ArgoCD polls the codemask-gitops repo every three minutes. When it sees the new commit, the codemask app switches from Synced to OutOfSync.
Step 3 — ArgoCD syncs.
Because syncPolicy.automated is set, ArgoCD applies the change without any manual intervention. It runs kubectl apply internally with the new image tag.
Step 4 — K3s performs a rolling update.
Kubernetes performs a rolling update. For stronger zero-downtime guarantees, add a readiness probe so traffic reaches a new pod only after the application is ready.
Step 5 — ArgoCD shows Synced + Healthy.
In the UI you see the green status. The deployment is done.
Verify it on the cluster:
kubectl get pods -n codemask
# Both pods should show Running
kubectl get svc -n codemask
# Service shows NodePort 30080
# Open in browser
http://VM1_IP:30080
The Mistakes I Hit — The Part Tutorials Skip
Every one of these cost real debugging time. If you hit them, now you know the fix.
1. GH_PAT gave 404 — wrong repo in token scope
I generated the fine-grained PAT but in the Repository access section I had not actually selected codemask-gitops in the dropdown. The token existed but had access to nothing.
Fix: when generating a fine-grained token, explicitly select the target repo under "Only select repositories". Do not assume "All repositories" is selected by default.
2. Trivy SARIF upload failed
The upload step errored with a permissions issue.

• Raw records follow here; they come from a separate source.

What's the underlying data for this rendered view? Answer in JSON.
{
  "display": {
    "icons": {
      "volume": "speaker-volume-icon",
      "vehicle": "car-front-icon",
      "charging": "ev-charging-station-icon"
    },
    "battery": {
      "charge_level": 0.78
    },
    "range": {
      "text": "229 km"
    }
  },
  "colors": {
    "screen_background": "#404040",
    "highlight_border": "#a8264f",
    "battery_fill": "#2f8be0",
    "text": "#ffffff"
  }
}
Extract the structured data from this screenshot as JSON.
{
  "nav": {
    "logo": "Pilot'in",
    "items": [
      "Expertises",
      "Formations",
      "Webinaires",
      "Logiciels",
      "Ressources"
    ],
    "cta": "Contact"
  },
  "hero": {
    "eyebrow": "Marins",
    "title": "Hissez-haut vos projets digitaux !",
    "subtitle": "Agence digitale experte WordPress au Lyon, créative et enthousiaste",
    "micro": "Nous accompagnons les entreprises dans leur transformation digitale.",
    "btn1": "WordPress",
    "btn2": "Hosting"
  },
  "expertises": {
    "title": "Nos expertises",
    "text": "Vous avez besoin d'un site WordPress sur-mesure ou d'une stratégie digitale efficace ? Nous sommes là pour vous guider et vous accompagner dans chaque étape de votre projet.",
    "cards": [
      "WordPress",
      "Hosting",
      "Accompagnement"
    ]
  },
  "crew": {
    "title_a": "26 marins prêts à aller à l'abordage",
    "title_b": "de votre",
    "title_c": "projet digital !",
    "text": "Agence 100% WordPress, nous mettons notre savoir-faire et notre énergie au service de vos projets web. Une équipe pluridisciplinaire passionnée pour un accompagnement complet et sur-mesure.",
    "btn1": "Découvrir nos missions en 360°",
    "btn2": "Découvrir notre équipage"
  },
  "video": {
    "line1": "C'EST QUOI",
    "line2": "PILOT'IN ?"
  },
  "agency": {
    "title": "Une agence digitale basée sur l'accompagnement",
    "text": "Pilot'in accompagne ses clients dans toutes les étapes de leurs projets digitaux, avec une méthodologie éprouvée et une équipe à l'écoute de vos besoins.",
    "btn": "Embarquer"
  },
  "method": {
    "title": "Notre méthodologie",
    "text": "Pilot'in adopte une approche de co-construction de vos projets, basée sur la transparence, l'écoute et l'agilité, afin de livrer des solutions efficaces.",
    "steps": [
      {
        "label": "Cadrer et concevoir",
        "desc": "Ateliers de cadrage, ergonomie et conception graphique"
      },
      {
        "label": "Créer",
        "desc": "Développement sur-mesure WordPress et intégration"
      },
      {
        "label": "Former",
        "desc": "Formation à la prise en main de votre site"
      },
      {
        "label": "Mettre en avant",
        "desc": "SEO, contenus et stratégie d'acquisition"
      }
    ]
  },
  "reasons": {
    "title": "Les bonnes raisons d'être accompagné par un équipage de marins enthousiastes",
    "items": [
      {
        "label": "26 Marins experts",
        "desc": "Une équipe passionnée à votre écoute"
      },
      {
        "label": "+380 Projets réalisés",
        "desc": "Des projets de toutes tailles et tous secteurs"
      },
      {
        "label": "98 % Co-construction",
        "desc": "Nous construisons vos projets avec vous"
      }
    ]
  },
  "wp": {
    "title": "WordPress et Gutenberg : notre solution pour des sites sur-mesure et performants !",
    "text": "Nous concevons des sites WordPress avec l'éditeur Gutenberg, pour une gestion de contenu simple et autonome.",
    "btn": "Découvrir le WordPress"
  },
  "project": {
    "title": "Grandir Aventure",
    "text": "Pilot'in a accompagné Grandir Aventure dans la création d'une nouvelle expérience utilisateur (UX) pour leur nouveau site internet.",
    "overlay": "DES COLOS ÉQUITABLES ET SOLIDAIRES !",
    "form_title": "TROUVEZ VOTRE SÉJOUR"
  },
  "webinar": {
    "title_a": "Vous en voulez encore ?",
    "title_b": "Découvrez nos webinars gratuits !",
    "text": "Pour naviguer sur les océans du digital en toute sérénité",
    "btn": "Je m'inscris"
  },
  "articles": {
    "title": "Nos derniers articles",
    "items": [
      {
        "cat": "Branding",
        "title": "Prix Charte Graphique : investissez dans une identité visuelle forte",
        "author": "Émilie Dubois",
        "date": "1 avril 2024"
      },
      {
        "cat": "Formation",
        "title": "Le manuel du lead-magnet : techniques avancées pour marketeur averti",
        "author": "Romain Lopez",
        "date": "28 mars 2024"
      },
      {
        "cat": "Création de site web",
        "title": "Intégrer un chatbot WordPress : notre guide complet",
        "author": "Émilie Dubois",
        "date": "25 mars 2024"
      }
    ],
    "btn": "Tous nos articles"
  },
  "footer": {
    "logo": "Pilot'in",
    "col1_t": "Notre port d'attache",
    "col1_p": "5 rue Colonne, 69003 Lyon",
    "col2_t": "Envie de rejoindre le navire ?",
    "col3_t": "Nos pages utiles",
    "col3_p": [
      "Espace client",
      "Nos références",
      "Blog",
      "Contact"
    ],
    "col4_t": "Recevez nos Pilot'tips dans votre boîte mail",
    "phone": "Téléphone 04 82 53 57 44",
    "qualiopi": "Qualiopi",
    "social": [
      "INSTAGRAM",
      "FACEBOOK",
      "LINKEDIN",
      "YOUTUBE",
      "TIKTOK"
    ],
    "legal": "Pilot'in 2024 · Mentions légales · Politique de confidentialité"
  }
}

The fix is adding this to the job:
permissions:
security-events: write
Without this, GitHub Actions does not allow writing to the Security tab even from the same repo.
3. crypto.randomUUID() not available over HTTP
After deploying to K3s and accessing via http://VM_IP:30080, the app's masking feature broke completely. The browser console showed:
Uncaught TypeError: crypto.randomUUID is not a function
This is a browser security restriction. The Web Crypto API (including randomUUID) is only available in secure contexts — HTTPS or localhost. Plain http:// to an IP address is not a secure context.
Fix: replace crypto.randomUUID() with a fallback:
function generateId() {
if (typeof crypto !== 'undefined' && typeof crypto.randomUUID === 'function') {
return crypto.randomUUID();
}
// Fallback for HTTP deployments
return 'xxxxxxxx-xxxx-4xxx-yxxx-xxxxxxxxxxxx'.replace(/[xy]/g, (c) => {
const r = Math.random() * 16 | 0;
const v = c === 'x' ? r : (r & 0x3 | 0x8);
return v.toString(16);
});
}
This works over both HTTP and HTTPS. The IDs are only used for internal registry keys — not for security — so Math.random() is acceptable.
Understanding ArgoCD's Reconciliation Loop
It helps to understand what ArgoCD actually does internally, because it explains why GitOps is more reliable than pipeline-based deployments.
ArgoCD runs a continuous reconciliation loop:
Every 3 minutes (or on webhook trigger):
1. Clone codemask-gitops repo → get desired state
2. Query the K3s cluster → get live state
3. Compare desired vs live
4. If different → apply the diff (sync)
5. If same → do nothing (already synced)
This loop never stops. It means:
- If a pod crashes, Kubernetes restarts it (that is Kubernetes's job)
- If someone edits a ConfigMap manually, ArgoCD reverts it on the next cycle
- If you delete a manifest from the gitops repo, ArgoCD deletes the resource from the cluster (
prune: true) - If someone scales the deployment manually, ArgoCD scales it back to what the repo says (
selfHeal: true)
The cluster always converges toward the git repo. That is the guarantee GitOps provides.
Repository Links
Everything shown in this post is available in these repos:
- Application code: github.com/shubham-singhS2/CodeMask
- K8s manifests: github.com/shubham-singhS2/codemask-gitops
- Docker Hub: hub.docker.com/r/shubhamsinghs2/codemask
The previous post covers what CodeMask actually does — a privacy layer for AI coding tools that sanitizes secrets before they reach LLM APIs. This post covers how it is deployed.
If you are setting up a similar pipeline and hit any of the errors above, the fixes are in the sections above. All of them are real, all of them took time to figure out, The fixes were scattered across documentation and error messages, so I collected them here.